Since I had an online panel right after the lunch break, I took a spin through the art show (where I got some prints and stickers) and the dealers room (two pairs of earrings each from two different artists), then hopped back up to the room to eat the remains of the sandwich I bought for lunch yesterday before logging in for the panel. This panel was about magical matriarchies, but it drifted into being more about matriarchal societies in SFF generally. We had a few problems with topic drift in this one, but overall I still enjoyed it and felt like I'd had a good conversation.

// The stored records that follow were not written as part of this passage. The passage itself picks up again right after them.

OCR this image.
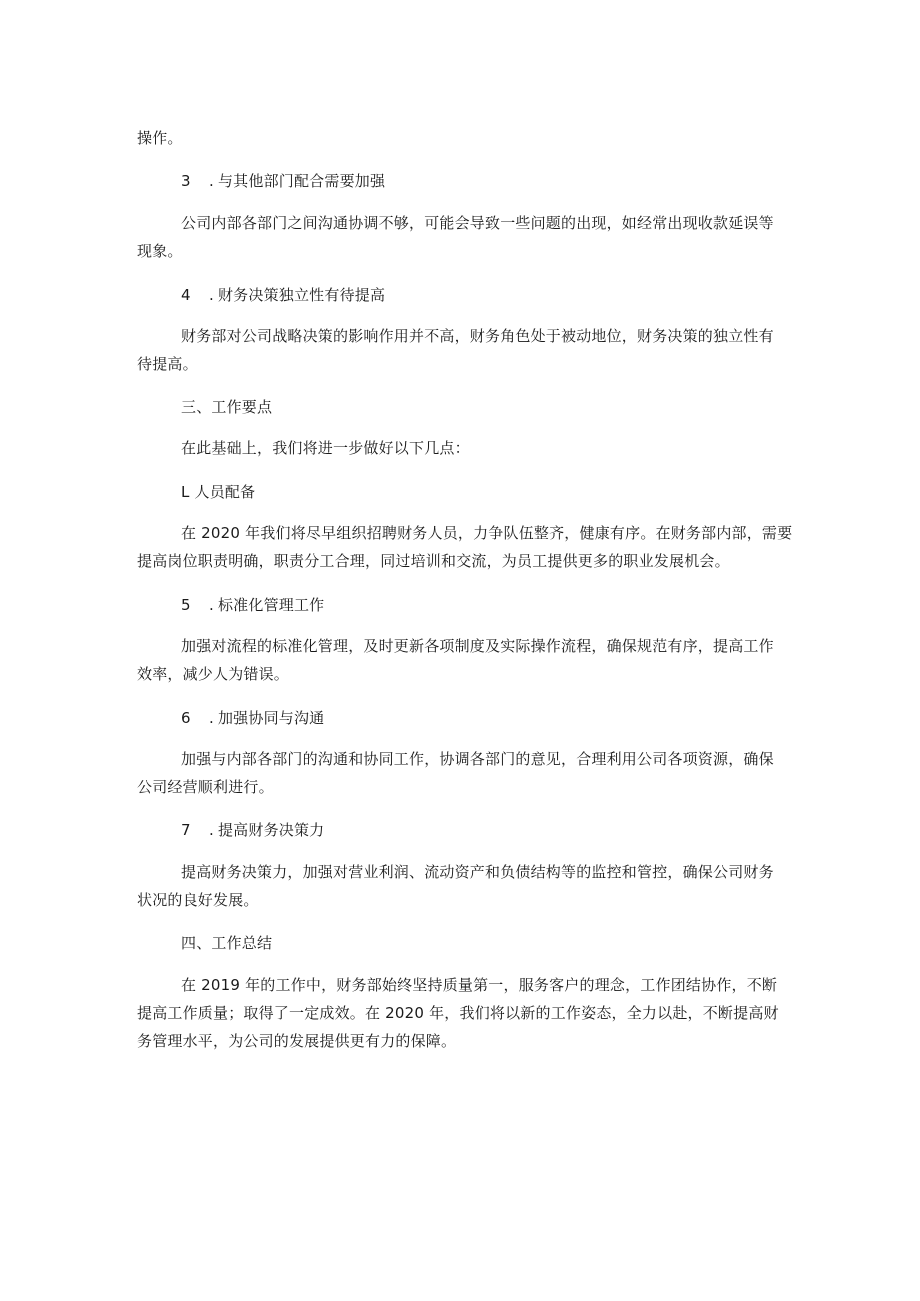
操作。
3 . 与其他部门配合需要加强
公司内部各部门之间沟通协调不够，可能会导致一些问题的出现，如经常出现收款延误等
现象。
4 . 财务决策独立性有待提高
财务部对公司战略决策的影响作用并不高，财务角色处于被动地位，财务决策的独立性有
待提高。
三、工作要点
在此基础上，我们将进一步做好以下几点：
L 人员配备
在 2020 年我们将尽早组织招聘财务人员，力争队伍整齐，健康有序。在财务部内部，需要
提高岗位职责明确，职责分工合理，同过培训和交流，为员工提供更多的职业发展机会。
5 . 标准化管理工作
加强对流程的标准化管理，及时更新各项制度及实际操作流程，确保规范有序，提高工作
效率，减少人为错误。
6 . 加强协同与沟通
加强与内部各部门的沟通和协同工作，协调各部门的意见，合理利用公司各项资源，确保
公司经营顺利进行。
7 . 提高财务决策力
提高财务决策力，加强对营业利润、流动资产和负债结构等的监控和管控，确保公司财务
状况的良好发展。
四、工作总结
在 2019 年的工作中，财务部始终坚持质量第一，服务客户的理念，工作团结协作，不断
提高工作质量；取得了一定成效。在 2020 年，我们将以新的工作姿态，全力以赴，不断提高财
务管理水平，为公司的发展提供更有力的保障。
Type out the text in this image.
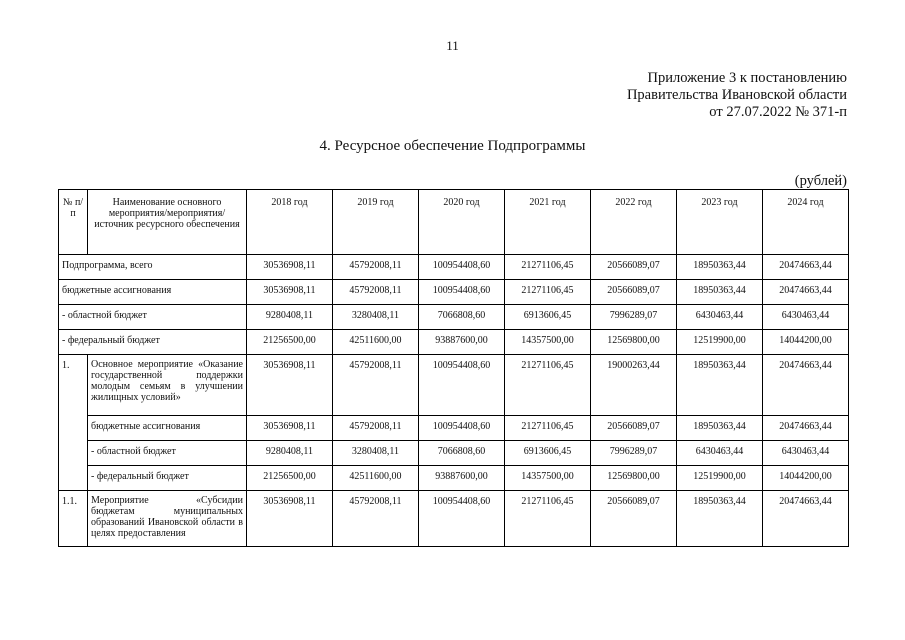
11
Приложение 3 к постановлению
Правительства Ивановской области
от 27.07.2022 № 371-п
4. Ресурсное обеспечение Подпрограммы
(рублей)
№ п/п	Наименование основного мероприятия/мероприятия/ источник ресурсного обеспечения	2018 год	2019 год	2020 год	2021 год	2022 год	2023 год	2024 год
Подпрограмма, всего		30536908,11	45792008,11	100954408,60	21271106,45	20566089,07	18950363,44	20474663,44
бюджетные ассигнования		30536908,11	45792008,11	100954408,60	21271106,45	20566089,07	18950363,44	20474663,44
- областной бюджет		9280408,11	3280408,11	7066808,60	6913606,45	7996289,07	6430463,44	6430463,44
- федеральный бюджет		21256500,00	42511600,00	93887600,00	14357500,00	12569800,00	12519900,00	14044200,00
1.	Основное мероприятие «Оказание государственной поддержки молодым семьям в улучшении жилищных условий»	30536908,11	45792008,11	100954408,60	21271106,45	19000263,44	18950363,44	20474663,44
	бюджетные ассигнования	30536908,11	45792008,11	100954408,60	21271106,45	20566089,07	18950363,44	20474663,44
	- областной бюджет	9280408,11	3280408,11	7066808,60	6913606,45	7996289,07	6430463,44	6430463,44
	- федеральный бюджет	21256500,00	42511600,00	93887600,00	14357500,00	12569800,00	12519900,00	14044200,00
1.1.	Мероприятие «Субсидии бюджетам муниципальных образований Ивановской области в целях предоставления	30536908,11	45792008,11	100954408,60	21271106,45	20566089,07	18950363,44	20474663,44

After that I was free for the day and hadn't picked any specific panels to attend. So I scanned the schedule and found "When Mentors are Monsters", a panel about being influenced by creators who turn out to be deeply problematic, name-checking MZB, OSC, and JKR. Since I had mentioned MZB as a problematic creator whose work had been meaningful to me, I decided I might as well keep the theme going. Good decision; it was my favorite panel of the con so far. Some real honest talk about how difficult it is to let people and their work go and good questions about whether it's ever worth trying to salvage something from the wreckage. There was a general consensus among the panel that for JKR specifically what people hated to lose was less the works themselves and more the enormous community that had grown up around them. That was followed by my last panel of the day, about how we define honor and who gets to be honorable. Then it was back to Short Stack for dinner, a visit to the fudge shop, and a few minutes in my room before the Otherwise auction, which was hosted by Liz Henry this year. They were a first-time auctioneer and took a little while to get in the swing of things, but clearly they were having a great time and did a great job bringing the rest of us along for the ride. I decided then that I was done for the night and headed up to my room to watch the online-only auction, ably hosted by brainwane.
Last full day tomorrow -- one panel, several decisions to make about what I'd like to attend, and the pandemic-friendly dessert salon set up (speeches and presentations first wth no food, then desserts to go).